Принцип сдержанности. Разумные отношения между сверхдержавами не смогут выдержать постоянных попыток получения односторонних выгод и использования в своих интересах районов кризиса. Мы были полны решимости оказывать сопротивление советским авантюрам; одновременно были готовы вести переговоры о подлинном ослаблении напряженности. Мы не станем бездействовать ради разрядки, предназначенной для усыпления настороженности потенциальных жертв; но готовы к разрядке, основанной на взаимной сдержанности. Мы станем придерживаться подхода «кнута и пряника», оставляя за собой право устанавливать санкции за авантюры и желая расширять отношения в свете ответственного поведения.
Принцип увязки. Мы настояли на том, что для достижения реального прогресса во взаимоотношениях между сверхдержавами надо действовать по широкому фронту. События в разных частях мира, по нашему мнению, связаны друг с другом, даже просто советское поведение в различных частях мира. Мы исходили из той предпосылки, что распределение проблем по четким подразделениям даст возможность советским руководителям вообразить, что они смогут использовать сотрудничество в одной области как предохранительный клапан, стремясь к односторонним выгодам в других районах. Это было неприемлемо. Никсон выразил это мнение на своей первой пресс-конференции 27 января 1969 года. Переговоры по ограничению стратегических вооружений с Советским Союзом стали бы более продуктивными, по его словам, если бы они велись «таким способом и в такое время, которое содействовало бы прогрессу по мере возможности по нерешенным политическим проблемам одновременно». На брифинге для журналистов 6 февраля я открыто использовал термин «увязка»: «Если речь идет о вопросе увязки между политической и стратегической обстановкой, …(президент) … хотел бы иметь дело с проблемой мира по всему фронту, в котором миру брошен вызов не только на военном фронте».

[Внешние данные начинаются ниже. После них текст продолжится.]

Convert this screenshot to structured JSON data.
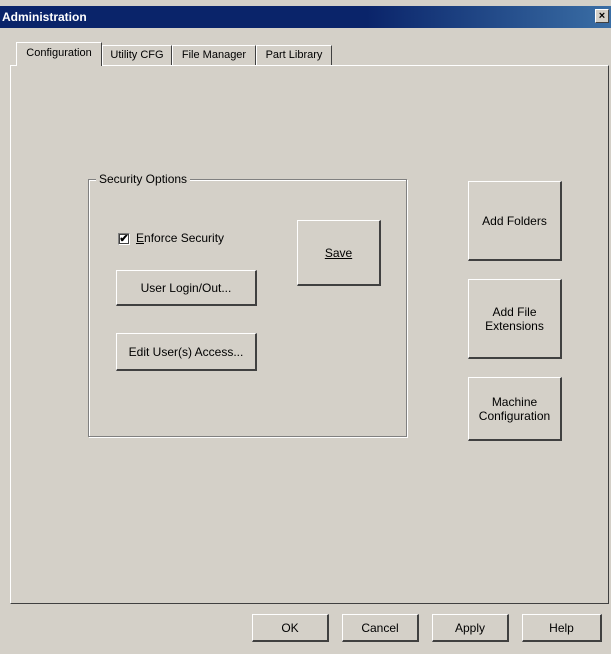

Настолько сильна прагматическая традиция американской политической мысли, что эта концепция увязки повсеместно оспаривалась в 1969 году. Полагали, что это некая повышенная реакция, идиосинкразия, ничем не оправданный совет отложить переговоры по контролю над вооружениями. С тех пор ее отвергают так, будто она отражает стиль проведения политики конкретной администрации. На наш взгляд, увязка существовала в двух видах. Во-первых, когда дипломат намеренно связывает два отдельных объекта в процессе переговоров, используя один в качестве рычага воздействия для другого. Или, во‑вторых, когда, в силу реальности ситуации, вызванной взаимозависимостью в мире, действия одной крупной державы неизбежно оказываются связанными и имеют последствия по любым другим вопросам или регионам, а не только по непосредственно затрагиваемым в данный момент.
Новая администрация иногда прибегала к увязке в первом ее смысле. Например, когда мы достигли прогресса в урегулировании войны во Вьетнаме, что-то было обусловлено продвижением в таких районах, представляющих интерес для Советов, как Ближний Восток, торговля или ограничение вооружений. Но в гораздо более важном смысле слова увязка была реальностью, а не чьим-то решением. Демонстрация американской слабости в какой-то одной части мира, например, в Азии или в Африке, немедленно вела бы к разрушению доверия в других частях мира, например, на Ближнем Востоке. (Именно по этой причине мы были настроены так, чтобы наш уход из Вьетнама произошел не как явный крах, а как стратегия Америки.) Наша позиция на переговорах по контролю над вооружениями не могла быть отделена от ситуации с военным балансом, который складывался бы в результате этого, а также от наших обязательств как крупной военной державы в глобальной системе союзов. С тем же успехом, ограничение вооружений почти непременно не смогло бы выдержать периода растущей международной напряженности. Мы видели и тут увязку, если говорить коротко, аналогичную общему стратегическому и геополитическому взгляду. Игнорировать взаимозависимость событий означало бы подрывать согласованность всей политики.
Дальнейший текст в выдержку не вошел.